Anyway, poor word choice by me. "Supernatural" is a term with fundamental problems of definition.

Can you provided an explanation that makes use of phenomena that can be reliably verified by scientific methods? Let's apply Occam's Razor here.
 
Materialists play word games when some one asks them what their precious matter is, of what is this pantomime of life constituted?

Perhaps they can explain where this pantomime is, perhaps it is a universe in a jar. Maybe everything is in jars, jars within jars.

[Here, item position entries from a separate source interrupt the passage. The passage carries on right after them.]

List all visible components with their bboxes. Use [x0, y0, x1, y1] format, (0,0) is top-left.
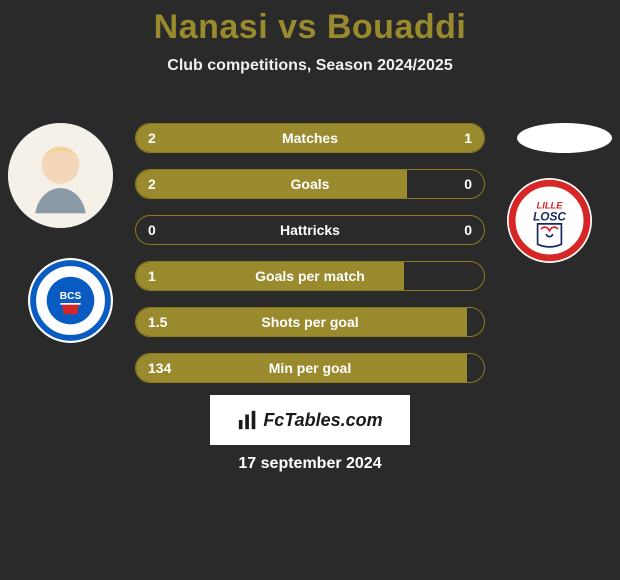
stat-label: Hattricks: [280, 222, 340, 238]
stat-label: Matches: [282, 130, 338, 146]
comparison-chart: 2 1 Matches 2 0 Goals 0 0 Hattricks 1 Goals per ma…: [135, 123, 485, 399]
stat-right-value: 1: [464, 130, 472, 146]
stat-left-value: 0: [148, 222, 156, 238]
player-right-avatar: [517, 123, 612, 153]
stat-left-value: 1: [148, 268, 156, 284]
svg-text:BCS: BCS: [60, 291, 82, 302]
player-left-avatar: [8, 123, 113, 228]
stat-label: Goals: [291, 176, 330, 192]
stat-label: Goals per match: [255, 268, 365, 284]
date-text: 17 september 2024: [238, 455, 381, 473]
branding-text: FcTables.com: [263, 410, 382, 431]
stat-row: 0 0 Hattricks: [135, 215, 485, 245]
strasbourg-crest-icon: BCS: [28, 258, 113, 343]
stat-right-value: 0: [464, 222, 472, 238]
club-left-badge: BCS: [28, 258, 113, 343]
lille-crest-icon: LILLE LOSC: [507, 178, 592, 263]
stat-right-value: 0: [464, 176, 472, 192]
stat-label: Min per goal: [269, 360, 351, 376]
club-right-badge: LILLE LOSC: [507, 178, 592, 263]
stat-left-value: 1.5: [148, 314, 167, 330]
stat-label: Shots per goal: [261, 314, 358, 330]
stat-row: 2 1 Matches: [135, 123, 485, 153]
stat-left-value: 2: [148, 130, 156, 146]
stat-row: 134 Min per goal: [135, 353, 485, 383]
bar-left: [136, 170, 407, 198]
stat-row: 2 0 Goals: [135, 169, 485, 199]
stat-left-value: 2: [148, 176, 156, 192]
stat-row: 1.5 Shots per goal: [135, 307, 485, 337]
page-title: Nanasi vs Bouaddi: [0, 8, 620, 47]
stat-row: 1 Goals per match: [135, 261, 485, 291]
svg-text:LOSC: LOSC: [533, 210, 566, 224]
person-icon: [8, 123, 113, 228]
subtitle: Club competitions, Season 2024/2025: [0, 57, 620, 75]
branding-plate: FcTables.com: [210, 395, 410, 445]
bars-icon: [237, 409, 259, 431]
stat-left-value: 134: [148, 360, 171, 376]
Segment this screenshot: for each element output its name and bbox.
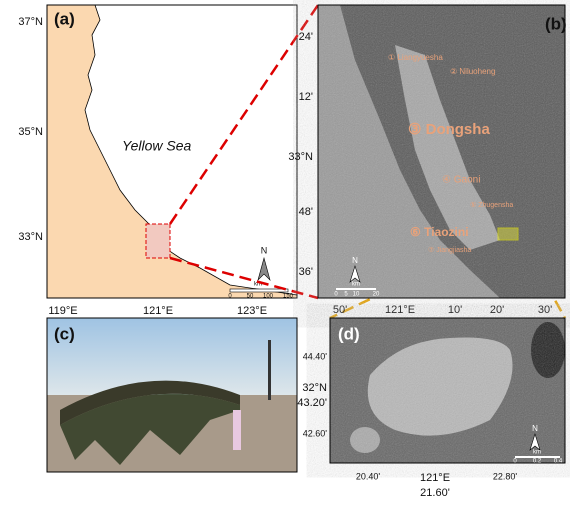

Or when, did it pop into existence at some point in the past or was it eternally present?

Is it a word game to observe that materialism is adrift in a void, with no rhyme or reason?
It is all word games on all sides. But some word games are better than others.

And which metaphysic is not adrift in a void with no rhyme or reason? We are all in the same boat in that respect.
 
It is all word games on all sides. But some word games are better than others.

And which metaphysic is not adrift in a void with no rhyme or reason? We are all in the same boat in that respect.

Yes indeed, the owl and the pussycat.

Which side of the debate is the owl and which the pussycat, I wonder.

This is why as far as I am concerned the mind is not the means by which to know reality. Only the interpretive tool with which to contemplate it.